Miał pić nad ranem ze znajomymi alkohol, a potem postanowił się wykąpać. Utonął. Ciało 31-latka strażacy wyłowili z jeziora Licheńskiego.
Zgłoszenie o mężczyźnie, który w Licheniu Starym wszedł do wody i już z niej nie wypłynął, strażacy odebrali około godziny 9. Na miejsce natychmiast wysłano trzy zastępy straży pożarnej.
- Około godziny 10:10 strażacy wyłowili ciało 31-letniego mieszkańca powiatu radziejowskiego - mówi Marcin Jankowski z konińskiej policji.
Przybyły na miejsce lekarz stwierdził zgon mężczyzny.
Kolejna ofiara kąpieli po alkoholu
- Według wstępnych ustaleń mężczyzna spożywał rano alkohol i prawdopodobnie to była przyczyna utonięcia - wyjaśnia Jankowski.
Jak dodaje, w tym sezonie to druga ofiara utonięcia w powiecie.
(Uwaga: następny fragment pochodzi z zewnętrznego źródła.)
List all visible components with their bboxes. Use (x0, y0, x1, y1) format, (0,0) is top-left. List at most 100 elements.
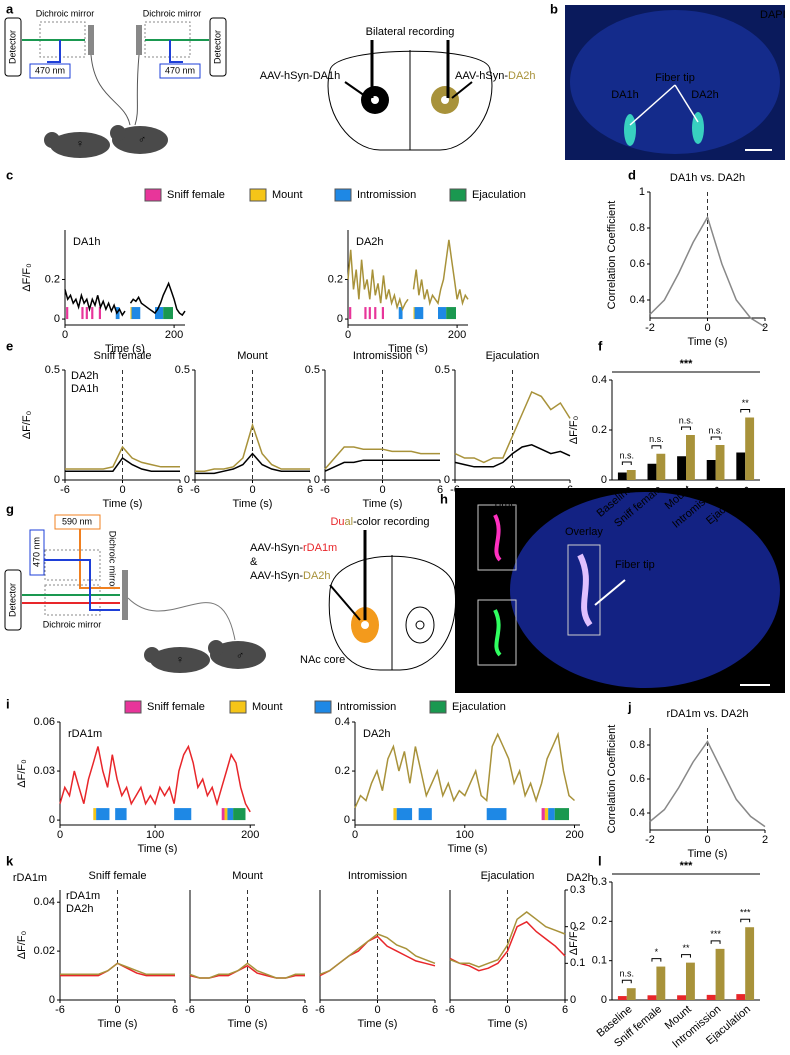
y-tick-label: 0 (49, 814, 55, 826)
x-tick-label: -6 (190, 484, 200, 496)
bar (706, 460, 716, 480)
x-tick-label: 0 (62, 329, 68, 341)
y-tick-label: 0.6 (630, 258, 645, 270)
behavior-event (349, 307, 352, 320)
behavior-event (418, 808, 432, 821)
significance-bracket (621, 461, 632, 465)
behavior-event (364, 307, 367, 320)
y-axis-label: Correlation Coefficient (606, 725, 618, 834)
bar (686, 962, 695, 1000)
chart-title: Sniff female (89, 870, 147, 882)
x-axis-label: Time (s) (98, 1018, 138, 1030)
female-symbol: ♀ (76, 138, 84, 150)
virus-prefix: AAV-hSyn- (250, 542, 303, 554)
y-tick-label: 0.03 (34, 765, 55, 777)
y-tick-label: 0 (314, 474, 320, 486)
behavior-event (96, 808, 110, 821)
schematic-title: Dual-color recording (330, 516, 429, 528)
x-axis-label: Time (s) (228, 1018, 268, 1030)
y-tick-label: 0.2 (592, 424, 607, 436)
x-tick-label: 0 (244, 1004, 250, 1016)
y-tick-label: 0.8 (630, 222, 645, 234)
x-tick-label: 6 (432, 1004, 438, 1016)
series-line (65, 456, 180, 472)
bar (677, 995, 686, 1000)
legend-label: rDA1m (66, 890, 100, 902)
detector-label: Detector (7, 30, 17, 64)
y-tick-label: 0.4 (630, 807, 645, 819)
virus-prefix: AAV-hSyn- (455, 70, 508, 82)
bar (715, 445, 725, 480)
panel-label: i (6, 696, 10, 711)
behavior-event (131, 307, 141, 320)
significance-label: *** (710, 929, 721, 939)
x-axis-label: Time (s) (138, 843, 178, 855)
behavior-event (98, 307, 101, 320)
behavior-event (374, 307, 377, 320)
chart-title: Intromission (348, 870, 407, 882)
behavior-event (446, 307, 456, 320)
y-tick-label: 0.5 (45, 364, 60, 376)
significance-label: n.s. (620, 969, 635, 979)
x-tick-label: 0 (57, 829, 63, 841)
significance-bracket (651, 958, 662, 962)
series-line (454, 390, 571, 464)
x-axis-label: Time (s) (103, 498, 143, 510)
legend-label: Sniff female (167, 189, 225, 201)
chart-title: Mount (237, 350, 268, 362)
legend-swatch (249, 188, 267, 202)
panel-label: g (6, 501, 14, 516)
y2-tick-label: 0.3 (570, 884, 585, 896)
legend-label: Sniff female (147, 701, 205, 713)
significance-bracket (681, 426, 691, 430)
region-label: NAc core (300, 654, 345, 666)
behavior-event (548, 808, 555, 821)
behavior-event (115, 808, 127, 821)
behavior-event (91, 307, 94, 320)
x-axis-label: Time (s) (688, 336, 728, 348)
y-axis-label: ΔF/F₀ (16, 759, 28, 787)
fiber-label: Fiber tip (615, 559, 655, 571)
y2-tick-label: 0 (570, 994, 576, 1006)
legend-label: Ejaculation (452, 701, 506, 713)
y-tick-label: 0 (54, 474, 60, 486)
image-b: DAPI Fiber tip DA1h DA2h (565, 5, 786, 160)
significance-label: n.s. (708, 425, 723, 435)
virus-label: AAV-hSyn-DA1h (260, 70, 341, 82)
legend-swatch (144, 188, 162, 202)
detector-label: Detector (212, 30, 222, 64)
y-tick-label: 0.4 (335, 716, 350, 728)
x-axis-label: Time (s) (388, 343, 428, 355)
series-line (649, 740, 766, 828)
legend-label: Intromission (337, 701, 396, 713)
bar (736, 994, 746, 1000)
x-tick-label: 200 (165, 329, 183, 341)
legend-label: DA2h (71, 370, 99, 382)
x-tick-label: -6 (185, 1004, 195, 1016)
bar (715, 948, 725, 1000)
legend-label: Mount (272, 189, 303, 201)
virus-sensor: DA2h (508, 70, 536, 82)
mirror-label: Dichroic mirror (108, 531, 118, 590)
significance-label: *** (740, 908, 751, 918)
bar (706, 994, 716, 1000)
x-axis-label: Time (s) (493, 498, 533, 510)
series-line (449, 911, 566, 968)
panel-label: j (627, 699, 632, 714)
behavior-event (221, 808, 225, 821)
series-label: DA2h (363, 728, 391, 740)
stain-label: DAPI (760, 9, 786, 21)
series-line (324, 446, 440, 470)
x-axis-label: Time (s) (105, 343, 145, 355)
mirror-label: Dichroic mirror (43, 619, 102, 629)
behavior-event (93, 808, 97, 821)
legend-label: Intromission (357, 189, 416, 201)
x-tick-label: 6 (302, 1004, 308, 1016)
x-tick-label: -6 (315, 1004, 325, 1016)
behavior-event (554, 808, 570, 821)
behavior-event (381, 307, 384, 320)
bar (626, 470, 636, 480)
legend-swatch (429, 700, 447, 714)
mirror-label: Dichroic mirror (143, 8, 202, 18)
y-tick-label: 0.2 (45, 273, 60, 285)
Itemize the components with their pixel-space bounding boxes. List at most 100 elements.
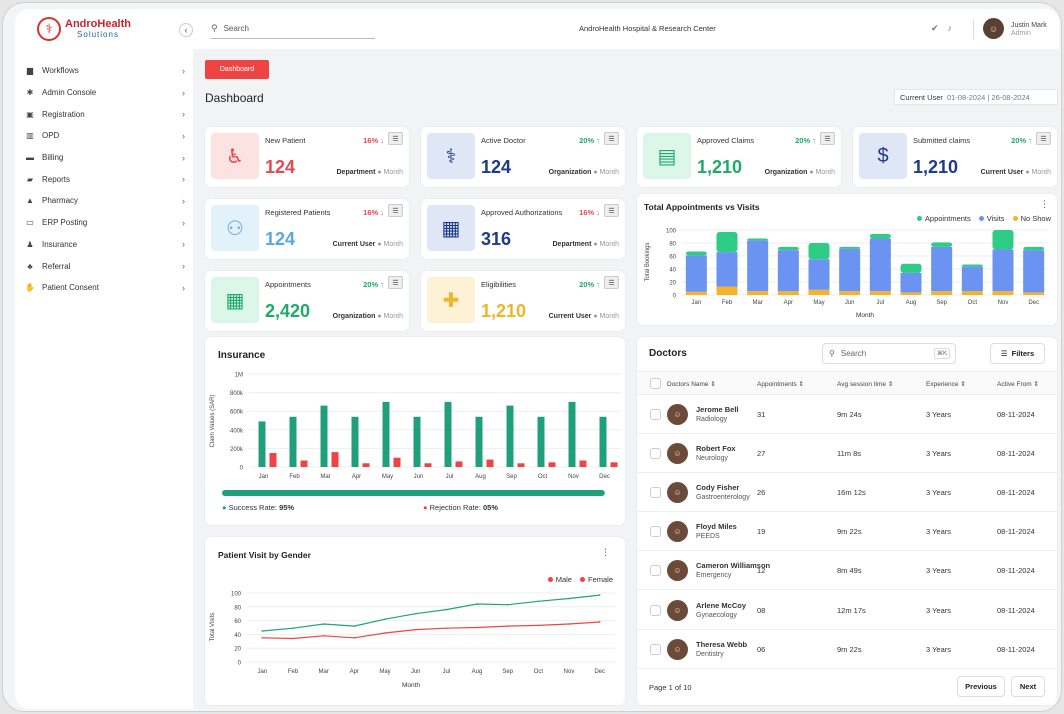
sidebar-item-patient-consent[interactable]: ✋ Patient Consent › (25, 277, 185, 299)
bar-visits-jan[interactable] (685, 255, 707, 292)
point-female-dec[interactable] (598, 621, 601, 623)
bar-appointments-mar[interactable] (747, 238, 769, 241)
bar-visits-jun[interactable] (839, 248, 861, 292)
row-checkbox[interactable] (650, 409, 661, 420)
bar-no-show-may[interactable] (808, 289, 830, 295)
bar-no-show-nov[interactable] (992, 291, 1014, 295)
bar-success-aug[interactable] (475, 416, 483, 467)
bar-no-show-apr[interactable] (777, 291, 799, 295)
table-row[interactable]: ☺ Cameron Williamson Emergency 12 8m 49s 3 Ye… (637, 551, 1057, 591)
bar-no-show-feb[interactable] (716, 286, 738, 295)
kpi-card-submitted-claims[interactable]: $ Submitted claims 20% ↑ ☰ 1,210 Current User… (853, 127, 1057, 187)
column-header-3[interactable]: Experience ⇕ (926, 381, 966, 388)
bar-reject-mar[interactable] (331, 452, 339, 467)
bar-visits-jul[interactable] (869, 238, 891, 292)
point-female-jun[interactable] (414, 628, 417, 631)
bar-visits-sep[interactable] (931, 246, 953, 292)
point-male-feb[interactable] (292, 627, 294, 629)
brand-logo[interactable]: ⚕ AndroHealth Solutions (37, 17, 131, 41)
filter-icon[interactable]: ☰ (388, 204, 403, 217)
column-header-1[interactable]: Appointments ⇕ (757, 381, 804, 388)
global-search-input[interactable]: ⚲ Search (211, 19, 375, 39)
sidebar-item-billing[interactable]: ▬ Billing › (25, 147, 185, 169)
sidebar-item-opd[interactable]: ▥ OPD › (25, 125, 185, 147)
point-female-jan[interactable] (261, 637, 264, 639)
bar-appointments-jan[interactable] (685, 251, 707, 256)
bar-appointments-jun[interactable] (839, 246, 861, 249)
next-button[interactable]: Next (1011, 676, 1045, 697)
bar-reject-oct[interactable] (548, 462, 556, 467)
bar-appointments-aug[interactable] (900, 263, 922, 273)
bar-appointments-nov[interactable] (992, 230, 1014, 250)
sidebar-item-erp-posting[interactable]: ▭ ERP Posting › (25, 212, 185, 234)
bar-success-apr[interactable] (351, 416, 359, 467)
bar-appointments-may[interactable] (808, 243, 830, 260)
bar-visits-mar[interactable] (747, 240, 769, 292)
bar-no-show-mar[interactable] (747, 291, 769, 295)
bar-no-show-dec[interactable] (1023, 292, 1045, 295)
point-male-dec[interactable] (598, 594, 601, 596)
filter-icon[interactable]: ☰ (820, 132, 835, 145)
current-user-filter[interactable]: Current User 01-08-2024 | 26-08-2024 (894, 89, 1058, 105)
sidebar-item-referral[interactable]: ♣ Referral › (25, 255, 185, 277)
doctors-search-input[interactable]: ⚲ Search ⌘K (822, 343, 956, 364)
filter-icon[interactable]: ☰ (388, 276, 403, 289)
bar-success-mar[interactable] (320, 405, 328, 467)
bar-success-oct[interactable] (537, 416, 545, 467)
bar-appointments-dec[interactable] (1023, 246, 1045, 251)
filter-icon[interactable]: ☰ (1036, 132, 1051, 145)
column-header-2[interactable]: Avg session time ⇕ (837, 381, 894, 388)
bar-appointments-jul[interactable] (869, 233, 891, 239)
bar-visits-may[interactable] (808, 259, 830, 290)
more-options-icon[interactable]: ⋮ (1040, 199, 1049, 209)
bar-visits-feb[interactable] (716, 252, 738, 287)
filter-icon[interactable]: ☰ (604, 132, 619, 145)
bar-reject-nov[interactable] (579, 460, 587, 467)
point-male-sep[interactable] (506, 603, 509, 606)
sidebar-item-reports[interactable]: ▰ Reports › (25, 168, 185, 190)
dashboard-button[interactable]: Dashboard (205, 60, 269, 79)
sidebar-item-insurance[interactable]: ♟ Insurance › (25, 234, 185, 256)
sidebar-item-admin-console[interactable]: ✱ Admin Console › (25, 82, 185, 104)
point-female-apr[interactable] (353, 637, 356, 639)
bar-success-nov[interactable] (568, 401, 576, 467)
bar-reject-dec[interactable] (610, 462, 618, 467)
row-checkbox[interactable] (650, 448, 661, 460)
table-row[interactable]: ☺ Floyd Miles PEEDS 19 9m 22s 3 Years 08-11-20… (637, 512, 1057, 552)
kpi-card-appointments[interactable]: ▦ Appointments 20% ↑ ☰ 2,420 Organization ● M… (205, 271, 409, 331)
user-menu[interactable]: Justin Mark Admin (1011, 22, 1047, 38)
user-avatar[interactable]: ☺ (983, 18, 1004, 39)
filters-button[interactable]: ☰ Filters (990, 343, 1045, 364)
point-female-mar[interactable] (322, 634, 325, 637)
row-checkbox[interactable] (650, 526, 661, 538)
point-female-aug[interactable] (476, 626, 478, 629)
point-male-jul[interactable] (445, 608, 448, 611)
kpi-card-active-doctor[interactable]: ⚕ Active Doctor 20% ↑ ☰ 124 Organization ● Mo… (421, 127, 625, 187)
point-male-oct[interactable] (537, 600, 540, 603)
bar-no-show-jun[interactable] (839, 291, 861, 295)
table-row[interactable]: ☺ Jerome Bell Radiology 31 9m 24s 3 Years 08-1… (637, 395, 1057, 434)
table-row[interactable]: ☺ Theresa Webb Dentistry 06 9m 22s 3 Years 08-… (637, 630, 1057, 669)
table-row[interactable]: ☺ Robert Fox Neurology 27 11m 8s 3 Years 08-11… (637, 434, 1057, 474)
point-male-apr[interactable] (353, 625, 356, 627)
point-male-jun[interactable] (414, 612, 417, 615)
bar-visits-aug[interactable] (900, 272, 922, 293)
bar-visits-nov[interactable] (992, 249, 1014, 292)
bar-appointments-feb[interactable] (716, 231, 738, 253)
sidebar-item-registration[interactable]: ▣ Registration › (25, 103, 185, 125)
bar-reject-feb[interactable] (300, 460, 308, 467)
point-female-nov[interactable] (568, 623, 570, 625)
bar-success-jul[interactable] (444, 401, 452, 467)
row-checkbox[interactable] (650, 643, 661, 655)
filter-icon[interactable]: ☰ (604, 204, 619, 217)
bar-visits-oct[interactable] (961, 266, 983, 292)
point-male-may[interactable] (384, 618, 386, 621)
bar-success-feb[interactable] (289, 416, 297, 467)
bar-reject-jun[interactable] (424, 463, 432, 467)
filter-icon[interactable]: ☰ (388, 132, 403, 145)
collapse-sidebar-button[interactable]: ‹ (179, 23, 193, 37)
point-male-aug[interactable] (476, 603, 478, 605)
bar-no-show-oct[interactable] (961, 291, 983, 295)
bar-visits-dec[interactable] (1023, 250, 1045, 293)
kpi-card-registered-patients[interactable]: ⚇ Registered Patients 16% ↓ ☰ 124 Current Use… (205, 199, 409, 259)
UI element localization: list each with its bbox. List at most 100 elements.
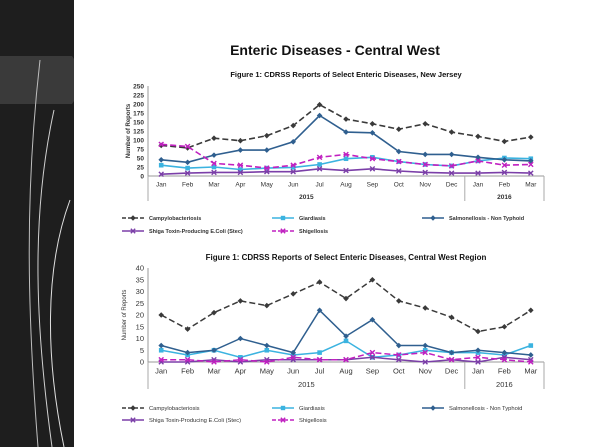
x-tick-label: Mar — [208, 367, 221, 376]
data-point — [158, 312, 164, 318]
y-axis-label: Number of Reports — [122, 290, 128, 341]
data-point — [422, 151, 428, 158]
data-point — [501, 169, 508, 176]
data-point — [184, 170, 191, 176]
data-point — [422, 342, 428, 349]
data-point — [369, 121, 376, 127]
data-point — [343, 156, 349, 162]
data-point — [448, 170, 455, 176]
data-point — [343, 356, 349, 363]
series-line — [161, 103, 531, 149]
data-point — [290, 291, 296, 297]
data-point — [237, 335, 244, 342]
legend-label: Shigellosis — [299, 418, 327, 424]
data-point — [238, 355, 243, 360]
data-point — [264, 132, 270, 139]
data-point — [369, 349, 376, 356]
data-point — [343, 333, 349, 339]
data-point — [211, 169, 217, 176]
data-point — [369, 155, 376, 162]
series-line — [160, 278, 532, 333]
x-tick-label: Aug — [340, 182, 352, 189]
data-point — [211, 160, 217, 167]
data-point — [448, 314, 455, 321]
x-tick-label: Mar — [525, 182, 537, 189]
data-point — [396, 298, 402, 304]
data-point — [501, 349, 508, 356]
data-point — [475, 154, 481, 161]
x-tick-label: Mar — [524, 367, 537, 376]
legend-label: Campylobacteriosis — [149, 216, 201, 222]
data-point — [280, 405, 286, 411]
y-tick-label: 150 — [133, 119, 144, 126]
y-tick-label: 75 — [137, 146, 145, 153]
data-point — [158, 162, 164, 168]
data-point — [448, 163, 455, 169]
y-tick-label: 200 — [133, 101, 144, 108]
data-point — [528, 161, 534, 168]
data-point — [211, 309, 217, 316]
decorative-curve — [50, 199, 71, 447]
x-tick-label: Jan — [473, 182, 484, 189]
legend-item: Giardiasis — [272, 215, 326, 222]
data-point — [316, 101, 323, 108]
data-point — [316, 356, 323, 363]
decorative-curve — [37, 109, 55, 447]
data-point — [264, 347, 270, 353]
series-line — [161, 143, 531, 169]
data-point — [528, 307, 534, 314]
series-shigellosis — [158, 349, 534, 365]
data-point — [158, 157, 164, 163]
x-tick-label: Jan — [155, 367, 167, 376]
series-salmonellosis-non-typhoid — [158, 307, 534, 358]
data-point — [237, 298, 244, 304]
data-point — [237, 137, 244, 144]
data-point — [158, 141, 164, 148]
data-point — [475, 158, 481, 164]
x-tick-label: Oct — [394, 182, 404, 189]
data-point — [237, 356, 244, 363]
data-point — [211, 152, 217, 158]
data-point — [317, 162, 322, 167]
data-point — [343, 151, 349, 158]
series-shiga-toxin-producing-e-coli-stec — [158, 166, 534, 177]
legend-item: Shiga Toxin-Producing E.Coli (Stec) — [122, 228, 243, 235]
data-point — [422, 161, 428, 168]
series-salmonellosis-non-typhoid — [158, 112, 534, 166]
data-point — [184, 143, 191, 150]
data-point — [158, 356, 164, 363]
data-point — [528, 352, 534, 358]
x-tick-label: Jul — [315, 367, 325, 376]
data-point — [317, 350, 322, 355]
y-tick-label: 225 — [133, 92, 144, 99]
legend-item: Salmonellosis - Non Typhoid — [422, 405, 522, 412]
x-tick-label: Feb — [498, 367, 511, 376]
data-point — [130, 417, 136, 423]
y-tick-label: 20 — [136, 311, 144, 320]
legend-item: Shiga Toxin-Producing E.Coli (Stec) — [122, 417, 241, 424]
legend: Campylobacteriosis Giardiasis Salmonellosi… — [122, 405, 522, 424]
data-point — [211, 359, 217, 365]
data-point — [130, 405, 136, 411]
data-point — [158, 342, 164, 349]
x-tick-label: Oct — [393, 367, 406, 376]
data-point — [475, 347, 481, 354]
year-group-label: 2015 — [298, 380, 315, 389]
x-tick-label: Feb — [182, 182, 194, 189]
data-point — [448, 151, 455, 158]
x-tick-label: Feb — [499, 182, 511, 189]
data-point — [528, 343, 534, 348]
chart-title: Figure 1: CDRSS Reports of Select Enteri… — [206, 253, 487, 262]
data-point — [264, 165, 270, 171]
legend-label: Salmonellosis - Non Typhoid — [449, 406, 522, 412]
x-tick-label: Jun — [288, 182, 299, 189]
legend: Campylobacteriosis Giardiasis Salmonellosi… — [122, 215, 524, 235]
data-point — [475, 359, 481, 365]
legend-item: Campylobacteriosis — [122, 405, 200, 412]
x-tick-label: Nov — [419, 182, 431, 189]
legend-label: Shigellosis — [299, 229, 328, 235]
data-point — [316, 154, 323, 161]
y-tick-label: 100 — [133, 137, 144, 144]
data-point — [211, 164, 217, 170]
Pierwsza ofiara również była pod wpływem alkoholu. - Alkohol w połączeniu z wodą to zabójcza mieszanka. Człowiek, który wchodzi do wody pijany, może stracić orientację. Organizm może nie wiedzieć, gdzie jest powierzchnia wody, a gdzie dno zbiornika i w ten sposób może dojść do zatonięcia - przestrzega Jankowski.